Viewers absorb lessons from and are impacted by movies they watch (Mulvey); in the case of race, pop culture often increases viewers’ propensity to see minorities as “other” by highlighting differences; Happy Feet does this through bodily appearances, the ability to transcend the body, accents and language tendencies, and the need for those who are different to prove themselves as worthy of acceptance. “Mass culture is the contemporary location that both publically declares and perpetuates the idea that there is pleasure to be found in the acknowledgement and enjoyment of racial difference” (Hooks 424). Identification and emphasization of differences between people– even meaningless ones that have nothing actually to do with biology– feature in pop culture far more frequently than viewers realize. The presence of this ideology in pop culture consequently plays a big role in influencing race in modern society– often in negative, divisive ways. Those whose differences are highlighted in popular movies, “whose image has continually been stolen and used for this end, cannot view the decline of the traditional film form with anything much more than sentimental regret” (Mulvey 403).
Works Cited
Dyer, Richard. “Entertainment and Utopia.” 1977. N.p.: n.p., n.d. 271-83. Print.
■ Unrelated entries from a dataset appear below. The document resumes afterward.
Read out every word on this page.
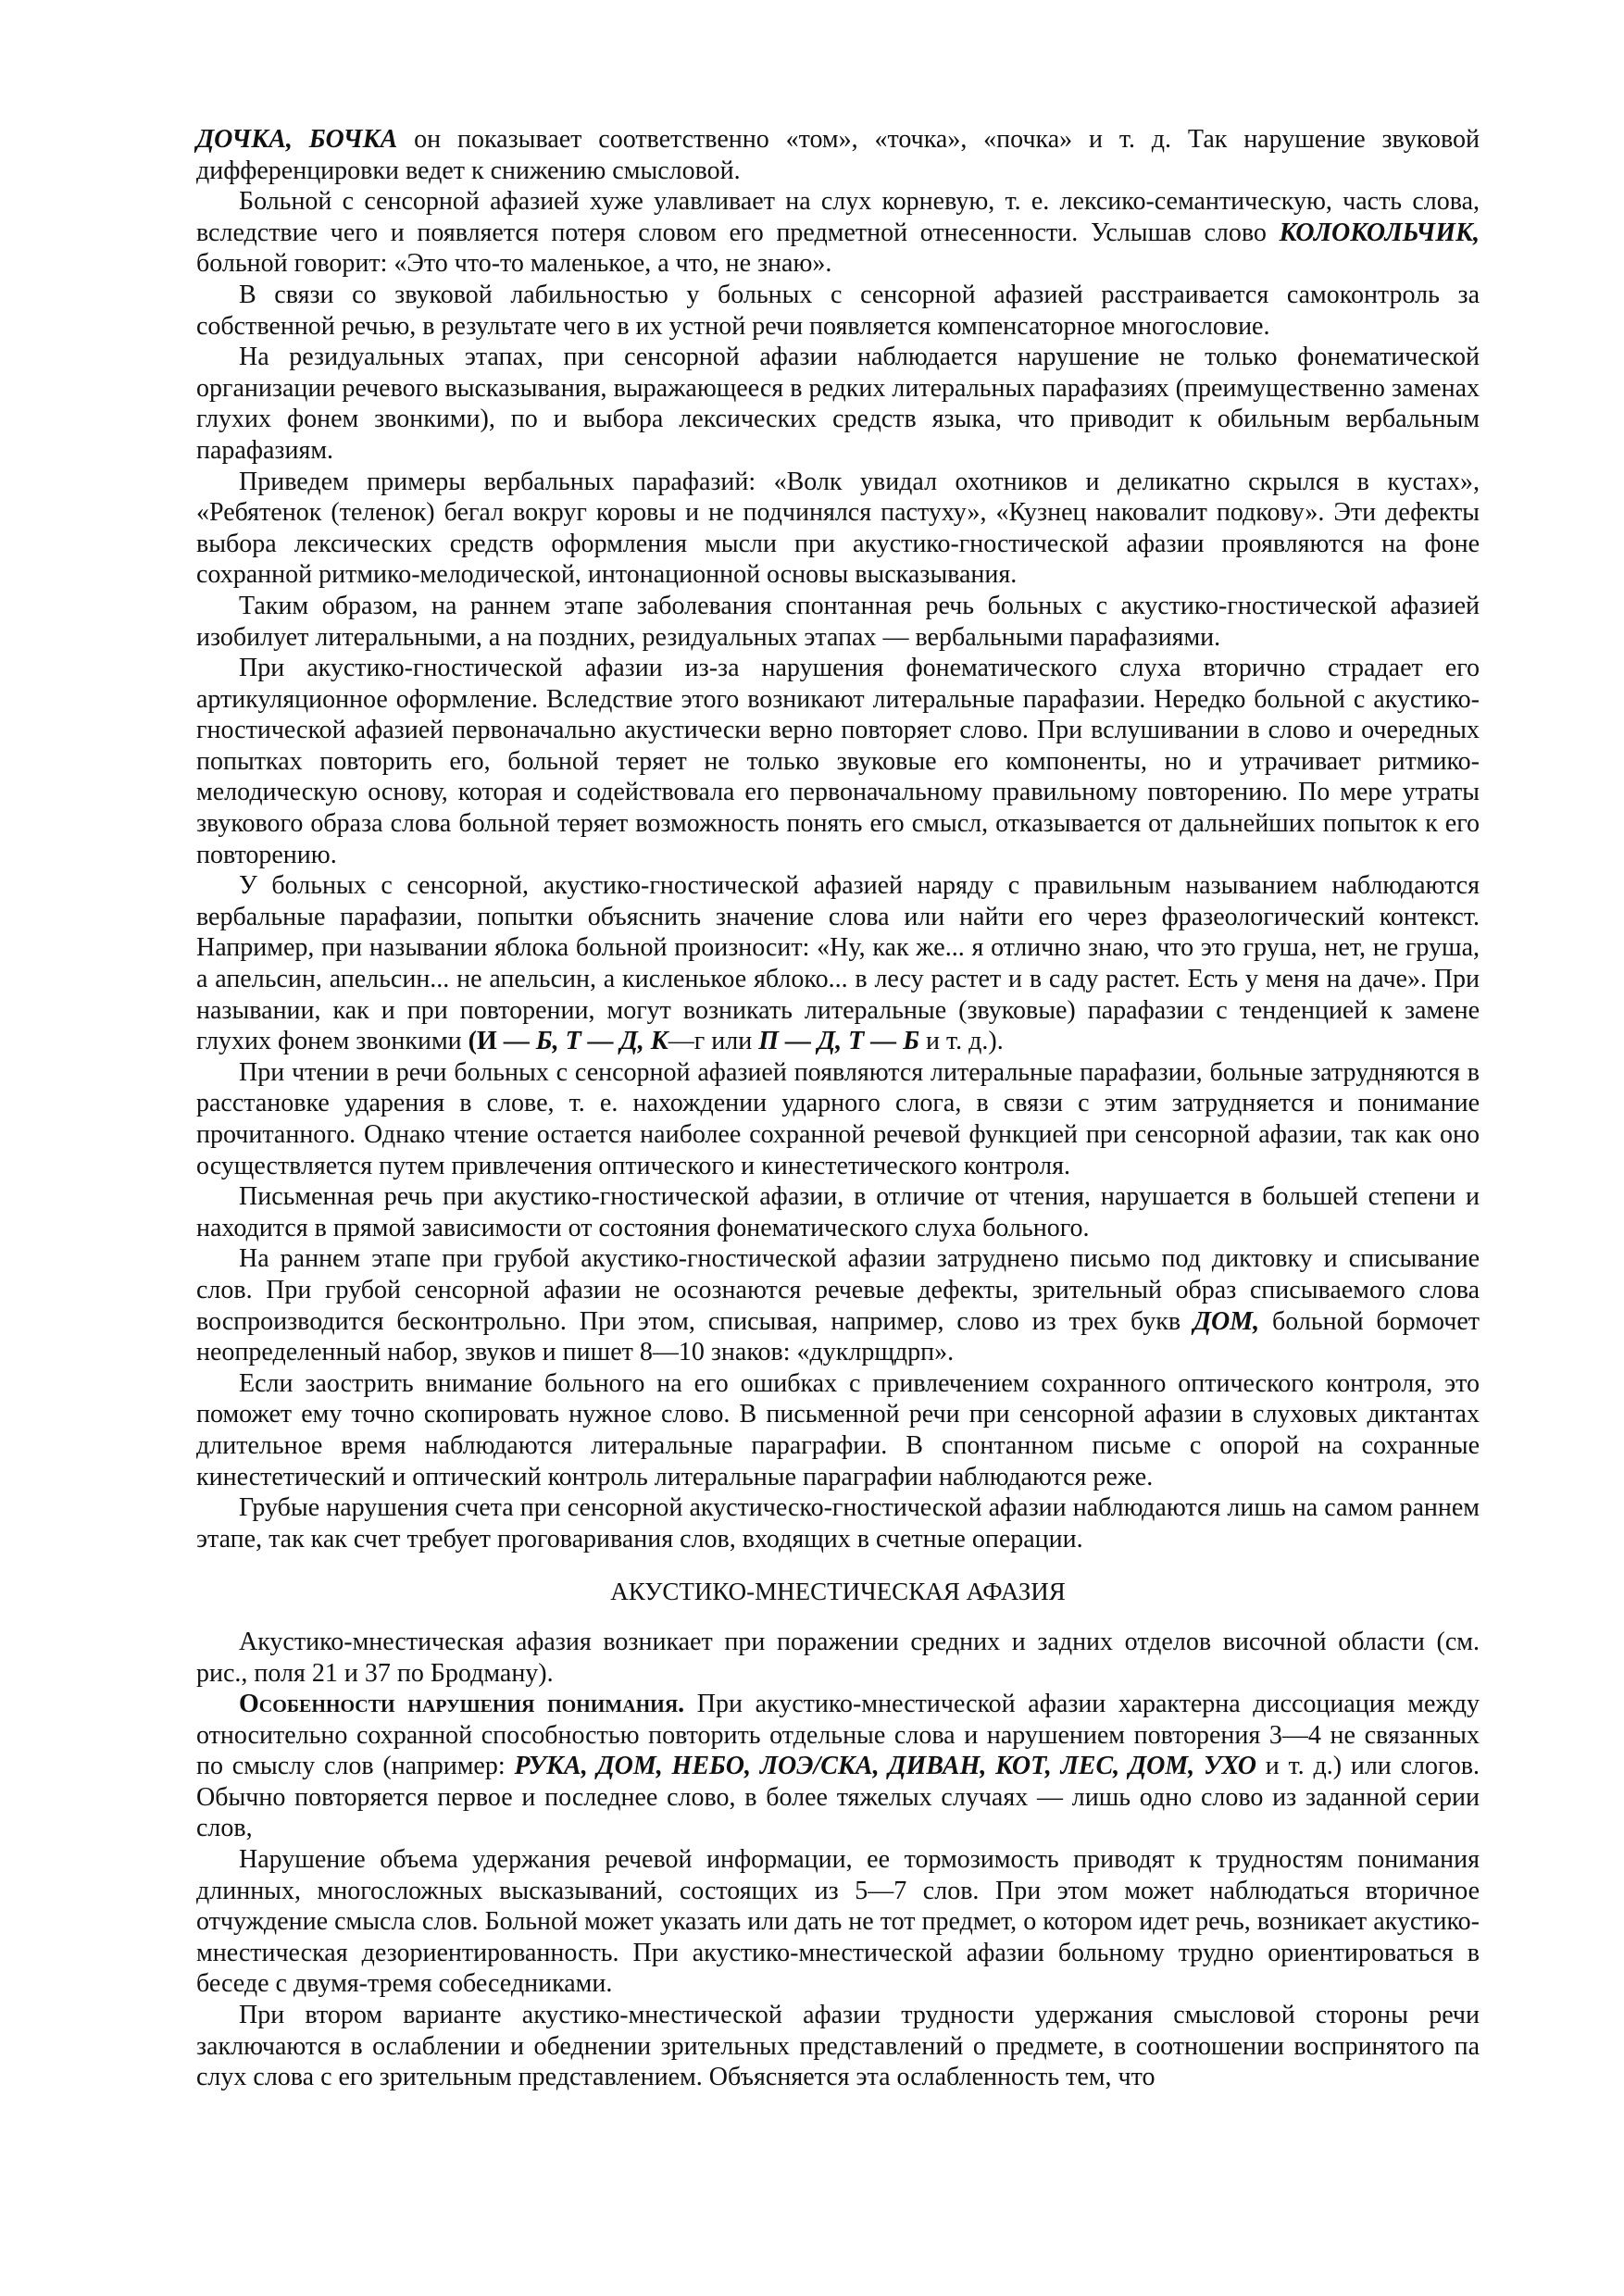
ДОЧКА, БОЧКА он показывает соответственно «том», «точка», «почка» и т. д. Так нарушение звуковой дифференцировки ведет к снижению смысловой.

Больной с сенсорной афазией хуже улавливает на слух корневую, т. е. лексико-семантическую, часть слова, вследствие чего и появляется потеря словом его предметной отнесенности. Услышав слово КОЛОКОЛЬЧИК, больной говорит: «Это что-то маленькое, а что, не знаю».

В связи со звуковой лабильностью у больных с сенсорной афазией расстраивается самоконтроль за собственной речью, в результате чего в их устной речи появляется компенсаторное многословие.

На резидуальных этапах, при сенсорной афазии наблюдается нарушение не только фонематической организации речевого высказывания, выражающееся в редких литеральных парафазиях (преимущественно заменах глухих фонем звонкими), по и выбора лексических средств языка, что приводит к обильным вербальным парафазиям.

Приведем примеры вербальных парафазий: «Волк увидал охотников и деликатно скрылся в кустах», «Ребятенок (теленок) бегал вокруг коровы и не подчинялся пастуху», «Кузнец наковалит подкову». Эти дефекты выбора лексических средств оформления мысли при акустико-гностической афазии проявляются на фоне сохранной ритмико-мелодической, интонационной основы высказывания.

Таким образом, на раннем этапе заболевания спонтанная речь больных с акустико-гностической афазией изобилует литеральными, а на поздних, резидуальных этапах — вербальными парафазиями.

При акустико-гностической афазии из-за нарушения фонематического слуха вторично страдает его артикуляционное оформление. Вследствие этого возникают литеральные парафазии. Нередко больной с акустико-гностической афазией первоначально акустически верно повторяет слово. При вслушивании в слово и очередных попытках повторить его, больной теряет не только звуковые его компоненты, но и утрачивает ритмико-мелодическую основу, которая и содействовала его первоначальному правильному повторению. По мере утраты звукового образа слова больной теряет возможность понять его смысл, отказывается от дальнейших попыток к его повторению.

У больных с сенсорной, акустико-гностической афазией наряду с правильным называнием наблюдаются вербальные парафазии, попытки объяснить значение слова или найти его через фразеологический контекст. Например, при назывании яблока больной произносит: «Ну, как же... я отлично знаю, что это груша, нет, не груша, а апельсин, апельсин... не апельсин, а кисленькое яблоко... в лесу растет и в саду растет. Есть у меня на даче». При назывании, как и при повторении, могут возникать литеральные (звуковые) парафазии с тенденцией к замене глухих фонем звонкими (И — Б, Т — Д, К—г или П — Д, Т — Б и т. д.).

При чтении в речи больных с сенсорной афазией появляются литеральные парафазии, больные затрудняются в расстановке ударения в слове, т. е. нахождении ударного слога, в связи с этим затрудняется и понимание прочитанного. Однако чтение остается наиболее сохранной речевой функцией при сенсорной афазии, так как оно осуществляется путем привлечения оптического и кинестетического контроля.

Письменная речь при акустико-гностической афазии, в отличие от чтения, нарушается в большей степени и находится в прямой зависимости от состояния фонематического слуха больного.

На раннем этапе при грубой акустико-гностической афазии затруднено письмо под диктовку и списывание слов. При грубой сенсорной афазии не осознаются речевые дефекты, зрительный образ списываемого слова воспроизводится бесконтрольно. При этом, списывая, например, слово из трех букв ДОМ, больной бормочет неопределенный набор, звуков и пишет 8—10 знаков: «дуклрщдрп».

Если заострить внимание больного на его ошибках с привлечением сохранного оптического контроля, это поможет ему точно скопировать нужное слово. В письменной речи при сенсорной афазии в слуховых диктантах длительное время наблюдаются литеральные параграфии. В спонтанном письме с опорой на сохранные кинестетический и оптический контроль литеральные параграфии наблюдаются реже.

Грубые нарушения счета при сенсорной акустическо-гностической афазии наблюдаются лишь на самом раннем этапе, так как счет требует проговаривания слов, входящих в счетные операции.

АКУСТИКО-МНЕСТИЧЕСКАЯ АФАЗИЯ

Акустико-мнестическая афазия возникает при поражении средних и задних отделов височной области (см. рис., поля 21 и 37 по Бродману).

Особенности нарушения понимания. При акустико-мнестической афазии характерна диссоциация между относительно сохранной способностью повторить отдельные слова и нарушением повторения 3—4 не связанных по смыслу слов (например: РУКА, ДОМ, НЕБО, ЛОЭ/СКА, ДИВАН, КОТ, ЛЕС, ДОМ, УХО и т. д.) или слогов. Обычно повторяется первое и последнее слово, в более тяжелых случаях — лишь одно слово из заданной серии слов,

Нарушение объема удержания речевой информации, ее тормозимость приводят к трудностям понимания длинных, многосложных высказываний, состоящих из 5—7 слов. При этом может наблюдаться вторичное отчуждение смысла слов. Больной может указать или дать не тот предмет, о котором идет речь, возникает акустико-мнестическая дезориентированность. При акустико-мнестической афазии больному трудно ориентироваться в беседе с двумя-тремя собеседниками.

При втором варианте акустико-мнестической афазии трудности удержания смысловой стороны речи заключаются в ослаблении и обеднении зрительных представлений о предмете, в соотношении воспринятого па слух слова с его зрительным представлением. Объясняется эта ослабленность тем, что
Hooks, Bell. “Eating the Other: Desire and Resistance.” Media and Cultural Studies: Keyworks. By Meenakshi Gigi Durham and Douglas M. Kellner. Malden, MA: Blackwell, 2001. 424-38. Print.
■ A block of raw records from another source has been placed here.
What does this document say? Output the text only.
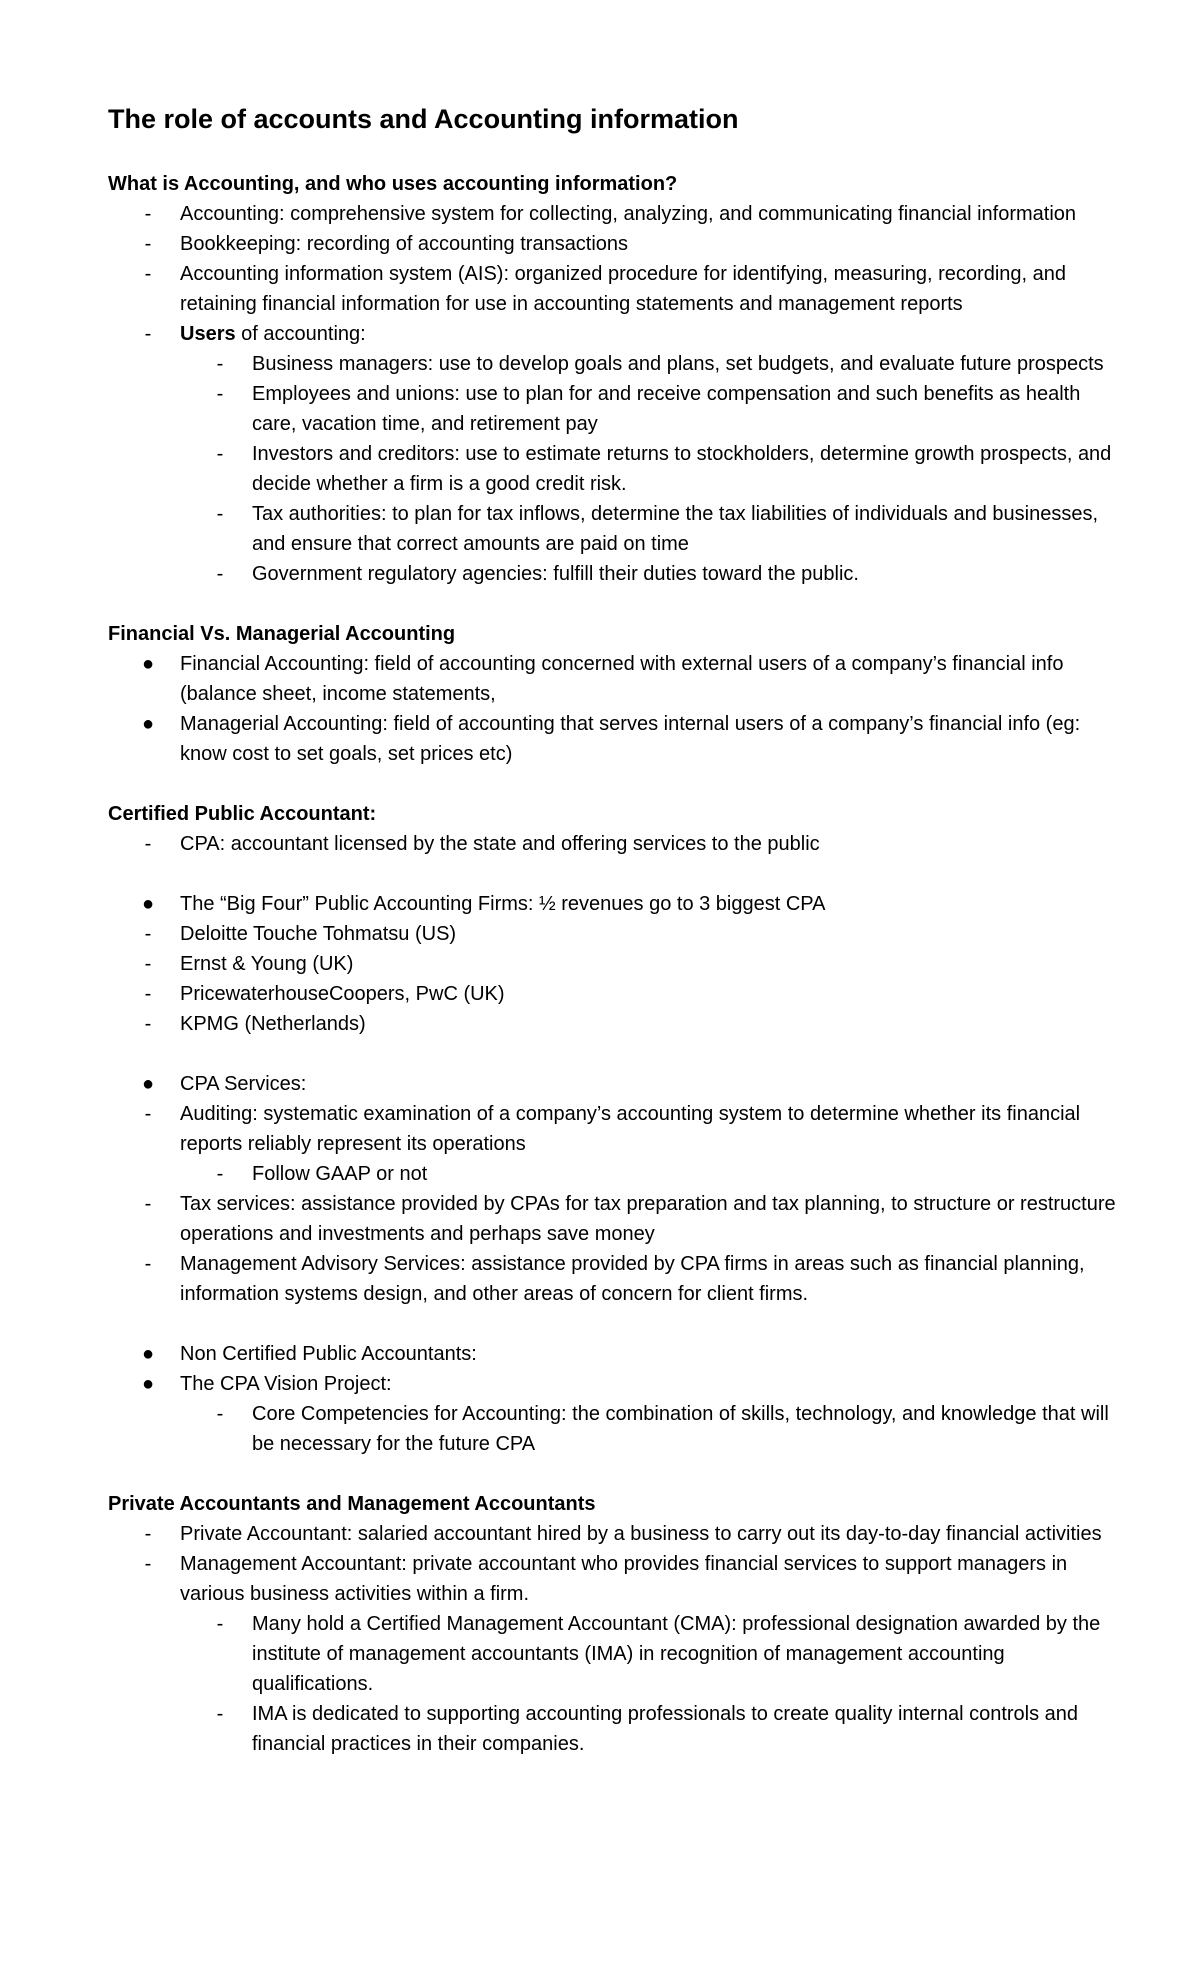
The role of accounts and Accounting information
What is Accounting, and who uses accounting information?
-	Accounting: comprehensive system for collecting, analyzing, and communicating financial information
-	Bookkeeping: recording of accounting transactions
-	Accounting information system (AIS): organized procedure for identifying, measuring, recording, and retaining financial information for use in accounting statements and management reports
-	Users of accounting:
-	Business managers: use to develop goals and plans, set budgets, and evaluate future prospects
-	Employees and unions: use to plan for and receive compensation and such benefits as health care, vacation time, and retirement pay
-	Investors and creditors: use to estimate returns to stockholders, determine growth prospects, and decide whether a firm is a good credit risk.
-	Tax authorities: to plan for tax inflows, determine the tax liabilities of individuals and businesses, and ensure that correct amounts are paid on time
-	Government regulatory agencies: fulfill their duties toward the public.
Financial Vs. Managerial Accounting
● Financial Accounting: field of accounting concerned with external users of a company’s financial info (balance sheet, income statements,
● Managerial Accounting: field of accounting that serves internal users of a company’s financial info (eg: know cost to set goals, set prices etc)
Certified Public Accountant:
-	CPA: accountant licensed by the state and offering services to the public
● The “Big Four” Public Accounting Firms: ½ revenues go to 3 biggest CPA
-	Deloitte Touche Tohmatsu (US)
-	Ernst & Young (UK)
-	PricewaterhouseCoopers, PwC (UK)
-	KPMG (Netherlands)
● CPA Services:
-	Auditing: systematic examination of a company’s accounting system to determine whether its financial reports reliably represent its operations
-	Follow GAAP or not
-	Tax services: assistance provided by CPAs for tax preparation and tax planning, to structure or restructure operations and investments and perhaps save money
-	Management Advisory Services: assistance provided by CPA firms in areas such as financial planning, information systems design, and other areas of concern for client firms.
● Non Certified Public Accountants:
● The CPA Vision Project:
-	Core Competencies for Accounting: the combination of skills, technology, and knowledge that will be necessary for the future CPA
Private Accountants and Management Accountants
-	Private Accountant: salaried accountant hired by a business to carry out its day-to-day financial activities
-	Management Accountant: private accountant who provides financial services to support managers in various business activities within a firm.
-	Many hold a Certified Management Accountant (CMA): professional designation awarded by the institute of management accountants (IMA) in recognition of management accounting qualifications.
-	IMA is dedicated to supporting accounting professionals to create quality internal controls and financial practices in their companies.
Ilmi, Ahmed. “The White Gaze vs. the Black Soul.” Race, Gender & Class 18.3/4 (2011): 217-29. JSTOR. Web. 14 Dec. 2016.
Leonard, David J. “Do You Believe in Miracles? Whiteness, Hollywood, and a Post-9/11 Sports Imagination.” All-Stars and Movie Stars: Sports in Film and History. N.p.: U of Kentucky, 2008. 219-36. JSTOR. Web. 14 Dec. 2016.
Mulvey, Laura. “Visual Pleasure and Narrative Cinema.” The Sexual Subject: A Screen Reader in Sexuality. New York: Routledge, 1992. 393-404. Print.